Tova v. Gonzales
This text of 176 F. App'x 760 (Tova v. Gonzales) is published on Counsel Stack Legal Research, covering Court of Appeals for the Ninth Circuit primary law. Counsel Stack provides free access to over 12 million legal documents including statutes, case law, regulations, and constitutions.
Opinion
MEMORANDUM
Miguel Angel Araiza Tova, Maria Isabel Ramirez Martinez, and Ivan Araiza Ramirez, natives and citizens of Mexico, petition pro se for review of the Board of Immigration Appeals’ (“BIA”) order denying as untimely their motion to reopen removal proceedings. To the extent we have jurisdiction, it is conferred by 8 U.S.C. § 1252. We deny in part and dismiss in part the petition for review.

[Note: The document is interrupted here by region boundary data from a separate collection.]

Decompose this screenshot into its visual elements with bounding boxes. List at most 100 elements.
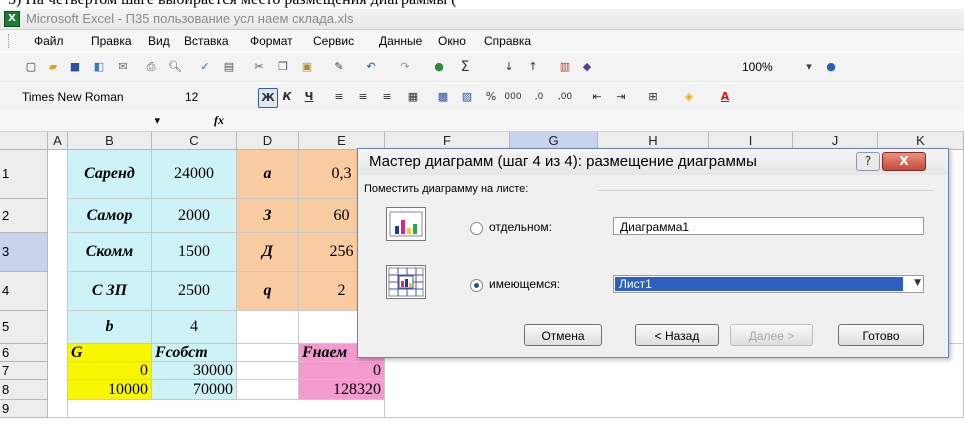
- cell-c1[interactable]: 24000: [152, 150, 237, 199]
- menu-format[interactable]: Формат: [250, 34, 293, 48]
- cell-d8[interactable]: [237, 380, 299, 400]
- sort-ascending-icon[interactable]: ↓: [500, 58, 518, 76]
- email-icon[interactable]: ✉: [114, 58, 132, 76]
- zoom-level[interactable]: 100%: [742, 58, 773, 76]
- row-header-6[interactable]: 6: [0, 344, 48, 362]
- column-header-d[interactable]: D: [237, 132, 299, 150]
- help-icon[interactable]: ?: [856, 152, 880, 171]
- cell-c2[interactable]: 2000: [152, 199, 237, 233]
- radio-existing-sheet[interactable]: [470, 279, 483, 292]
- column-a-cells[interactable]: [48, 150, 68, 418]
- save-icon[interactable]: ■: [66, 58, 84, 76]
- font-color-icon[interactable]: A: [716, 88, 734, 106]
- cancel-button[interactable]: Отмена: [524, 324, 602, 346]
- format-painter-icon[interactable]: ✎: [330, 58, 348, 76]
- research-icon[interactable]: ▤: [220, 58, 238, 76]
- borders-icon[interactable]: ⊞: [644, 88, 662, 106]
- radio-new-sheet[interactable]: [470, 222, 483, 235]
- drawing-icon[interactable]: ◆: [578, 58, 596, 76]
- cell-d7[interactable]: [237, 362, 299, 380]
- row-header-1[interactable]: 1: [0, 150, 48, 199]
- align-right-icon[interactable]: ≡: [378, 88, 396, 106]
- euro-icon[interactable]: ▨: [458, 88, 476, 106]
- cell-c4[interactable]: 2500: [152, 272, 237, 311]
- cell-d4[interactable]: q: [237, 272, 299, 311]
- paste-icon[interactable]: ▣: [298, 58, 316, 76]
- row-header-8[interactable]: 8: [0, 380, 48, 400]
- fx-icon[interactable]: fx: [214, 113, 224, 128]
- undo-icon[interactable]: ↶: [362, 58, 380, 76]
- cell-b5[interactable]: b: [68, 311, 152, 344]
- font-size-select[interactable]: 12: [185, 88, 225, 106]
- cell-b2[interactable]: Самор: [68, 199, 152, 233]
- column-header-a[interactable]: A: [48, 132, 68, 150]
- cut-icon[interactable]: ✂: [250, 58, 268, 76]
- row-header-5[interactable]: 5: [0, 311, 48, 344]
- zoom-dropdown-icon[interactable]: ▾: [800, 58, 818, 76]
- name-box[interactable]: ▾: [30, 113, 160, 129]
- menu-edit[interactable]: Правка: [91, 34, 132, 48]
- underline-icon[interactable]: Ч: [300, 88, 318, 106]
- cell-c7[interactable]: 30000: [152, 362, 237, 380]
- back-button[interactable]: < Назад: [635, 324, 719, 346]
- cell-d6[interactable]: [237, 344, 299, 362]
- column-header-c[interactable]: C: [152, 132, 237, 150]
- cell-c6[interactable]: Fсобст: [152, 344, 237, 362]
- new-sheet-name-input[interactable]: Диаграмма1: [613, 217, 924, 235]
- row-header-3[interactable]: 3: [0, 233, 48, 272]
- bold-icon[interactable]: Ж: [258, 88, 278, 108]
- copy-icon[interactable]: ❐: [274, 58, 292, 76]
- menu-window[interactable]: Окно: [438, 34, 466, 48]
- menu-data[interactable]: Данные: [379, 34, 422, 48]
- thousands-icon[interactable]: 000: [504, 88, 522, 106]
- italic-icon[interactable]: К: [278, 88, 296, 106]
- new-icon[interactable]: ▢: [22, 58, 40, 76]
- increase-indent-icon[interactable]: ⇥: [612, 88, 630, 106]
- row-header-2[interactable]: 2: [0, 199, 48, 233]
- cell-c8[interactable]: 70000: [152, 380, 237, 400]
- sort-descending-icon[interactable]: ↑: [524, 58, 542, 76]
- menu-file[interactable]: Файл: [34, 34, 64, 48]
- row-header-7[interactable]: 7: [0, 362, 48, 380]
- cell-e8[interactable]: 128320: [299, 380, 385, 400]
- cell-b8[interactable]: 10000: [68, 380, 152, 400]
- permission-icon[interactable]: ◧: [90, 58, 108, 76]
- print-icon[interactable]: ⎙: [142, 58, 160, 76]
- row-header-9[interactable]: 9: [0, 400, 48, 418]
- decrease-decimal-icon[interactable]: ,00: [556, 88, 574, 106]
- open-icon[interactable]: ▰: [44, 58, 62, 76]
- close-icon[interactable]: X: [882, 152, 926, 171]
- print-preview-icon[interactable]: 🔍︎: [166, 58, 184, 76]
- menu-insert[interactable]: Вставка: [184, 34, 229, 48]
- increase-decimal-icon[interactable]: ,0: [530, 88, 548, 106]
- chevron-down-icon[interactable]: ▼: [914, 278, 921, 288]
- column-header-b[interactable]: B: [68, 132, 152, 150]
- spelling-icon[interactable]: ✓: [196, 58, 214, 76]
- cell-e7[interactable]: 0: [299, 362, 385, 380]
- currency-icon[interactable]: ▩: [434, 88, 452, 106]
- merge-center-icon[interactable]: ▦: [404, 88, 422, 106]
- align-left-icon[interactable]: ≡: [330, 88, 348, 106]
- chart-wizard-icon[interactable]: ▥: [556, 58, 574, 76]
- autosum-icon[interactable]: Σ: [456, 58, 474, 76]
- cell-d2[interactable]: З: [237, 199, 299, 233]
- font-name-select[interactable]: Times New Roman: [22, 88, 152, 106]
- menu-view[interactable]: Вид: [148, 34, 170, 48]
- menu-tools[interactable]: Сервис: [313, 34, 354, 48]
- align-center-icon[interactable]: ≡: [354, 88, 372, 106]
- existing-sheet-select[interactable]: Лист1 ▼: [613, 275, 924, 293]
- cell-b4[interactable]: С ЗП: [68, 272, 152, 311]
- help-icon[interactable]: ●: [822, 58, 840, 76]
- row-header-4[interactable]: 4: [0, 272, 48, 311]
- cell-d3[interactable]: Д: [237, 233, 299, 272]
- redo-icon[interactable]: ↷: [396, 58, 414, 76]
- cell-c5[interactable]: 4: [152, 311, 237, 344]
- select-all-corner[interactable]: [0, 132, 48, 150]
- cell-d5[interactable]: [237, 311, 299, 344]
- percent-icon[interactable]: %: [482, 88, 500, 106]
- fill-color-icon[interactable]: ◈: [680, 88, 698, 106]
- cell-d1[interactable]: а: [237, 150, 299, 199]
- decrease-indent-icon[interactable]: ⇤: [588, 88, 606, 106]
- next-button[interactable]: Далее >: [730, 324, 813, 346]
- hyperlink-icon[interactable]: ●: [430, 58, 448, 76]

We do not review the BIA’s order denying petitioners’ motion to reopen because petitioners have not challenged the BIA’s finding of untimeliness, which is the only issue properly before this court. See Smith v. Marsh, 194 F.3d 1045, 1052 (9th Cir.1999) (“[0]n appeal, arguments not raised by a party in its opening brief are deemed waived.”).
We lack jurisdiction to review the petitioners’ challenge to the BIA’s previous order denying their applications for cancellation of removal because petitioners did not file a timely petition for review of that order. See 8 U.S.C. § 1252(b)(1); Ma v. Ashcroft, 361 F.3d 553, 558 n. 6 (9th Cir.2004).
PETITION FOR REVIEW DENIED in part, DISMISSED in part.
This disposition is not appropriate for publication and may not be cited to or by the courts of this circuit except as provided by Ninth Circuit Rule 36-3.